When I was a kid, PlayStation One was phenomenal. Nearly every family in my neighborhood had one, myself included. Everyday, I would sneak in at least an hour of game time (unless my parents said no, because I was so naïve and obedient) immediately after I reached home from school. That was until PS2 came. Soon enough, PS1 was disregarded, replaced by the then-brand-new PS2.

I believe we’ve all been there: we kept pursuing for the latest trends in the market. The world we live in today is an ultra-dynamic world, with new products arriving from everywhere and advertisements psychologically convincing us of any product’s pros. Because of this, we develop the fear of missing out on the latest technologies, the latest fashion trends, the latest songs. Everyone became so fixated on having the best that they became increasingly impulsive and materialistic. Everyone starts to forget what is really important in life, more important than any possessions on earth.

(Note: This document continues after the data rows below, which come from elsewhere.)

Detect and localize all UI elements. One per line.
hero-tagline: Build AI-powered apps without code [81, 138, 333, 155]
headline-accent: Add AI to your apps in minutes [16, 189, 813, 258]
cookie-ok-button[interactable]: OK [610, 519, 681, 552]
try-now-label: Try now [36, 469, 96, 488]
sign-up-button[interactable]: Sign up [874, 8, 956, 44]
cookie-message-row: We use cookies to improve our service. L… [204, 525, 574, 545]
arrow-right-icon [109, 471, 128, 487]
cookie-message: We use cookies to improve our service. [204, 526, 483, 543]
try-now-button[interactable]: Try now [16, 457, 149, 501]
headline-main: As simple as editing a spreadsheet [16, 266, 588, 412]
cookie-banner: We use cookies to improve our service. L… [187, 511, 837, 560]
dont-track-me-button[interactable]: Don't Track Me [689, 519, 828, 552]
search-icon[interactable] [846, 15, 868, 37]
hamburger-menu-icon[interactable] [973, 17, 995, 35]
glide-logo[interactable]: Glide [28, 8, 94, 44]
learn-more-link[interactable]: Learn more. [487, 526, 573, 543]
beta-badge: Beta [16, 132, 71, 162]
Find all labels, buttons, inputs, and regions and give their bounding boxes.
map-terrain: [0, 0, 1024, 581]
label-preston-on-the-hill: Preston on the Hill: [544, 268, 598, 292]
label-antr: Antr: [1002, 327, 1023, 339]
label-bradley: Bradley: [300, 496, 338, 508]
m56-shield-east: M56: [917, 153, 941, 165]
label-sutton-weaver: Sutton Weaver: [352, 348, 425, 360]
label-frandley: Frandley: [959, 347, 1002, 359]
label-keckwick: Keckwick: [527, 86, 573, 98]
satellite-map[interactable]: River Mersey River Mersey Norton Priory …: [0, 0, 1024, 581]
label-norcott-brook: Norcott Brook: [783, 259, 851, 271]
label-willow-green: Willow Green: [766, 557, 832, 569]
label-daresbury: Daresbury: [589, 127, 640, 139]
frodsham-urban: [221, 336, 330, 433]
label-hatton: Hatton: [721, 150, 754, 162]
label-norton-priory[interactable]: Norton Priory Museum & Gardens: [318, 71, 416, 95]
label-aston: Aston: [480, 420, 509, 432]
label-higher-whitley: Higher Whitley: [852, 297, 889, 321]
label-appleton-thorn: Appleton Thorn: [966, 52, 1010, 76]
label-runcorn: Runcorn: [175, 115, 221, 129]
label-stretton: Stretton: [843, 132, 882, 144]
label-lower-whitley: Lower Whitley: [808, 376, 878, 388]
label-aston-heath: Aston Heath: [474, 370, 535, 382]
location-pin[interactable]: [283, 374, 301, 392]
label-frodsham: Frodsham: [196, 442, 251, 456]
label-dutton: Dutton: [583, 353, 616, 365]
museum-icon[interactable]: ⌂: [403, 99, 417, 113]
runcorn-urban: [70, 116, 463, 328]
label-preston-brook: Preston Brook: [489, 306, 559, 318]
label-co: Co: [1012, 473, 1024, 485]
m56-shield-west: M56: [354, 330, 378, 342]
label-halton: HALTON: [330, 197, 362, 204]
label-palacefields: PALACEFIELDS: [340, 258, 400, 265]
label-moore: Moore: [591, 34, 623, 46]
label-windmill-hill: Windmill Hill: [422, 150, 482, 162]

Excessive consumerism is the reason. The reason why “having is rewarding”. The reason why people became possession-centered. The reason why minimalists are fighting an uphill battle. And because of it, a never-ending cycle of skyrocketing demands, expeditiously expanding markets and excessive consumerism emerged.

Material objects constantly promise a sense of well-being, which is true to some extent. They do offer something, but that something rarely has any significance for a greater purpose in life, which is why we should let them go.

As minimalists, our surroundings do not exactly promote the act of minimalism. It is up to us to go forth and be different. We have to stop chasing after the wind, right now, stand by our roots and search for the true meaning.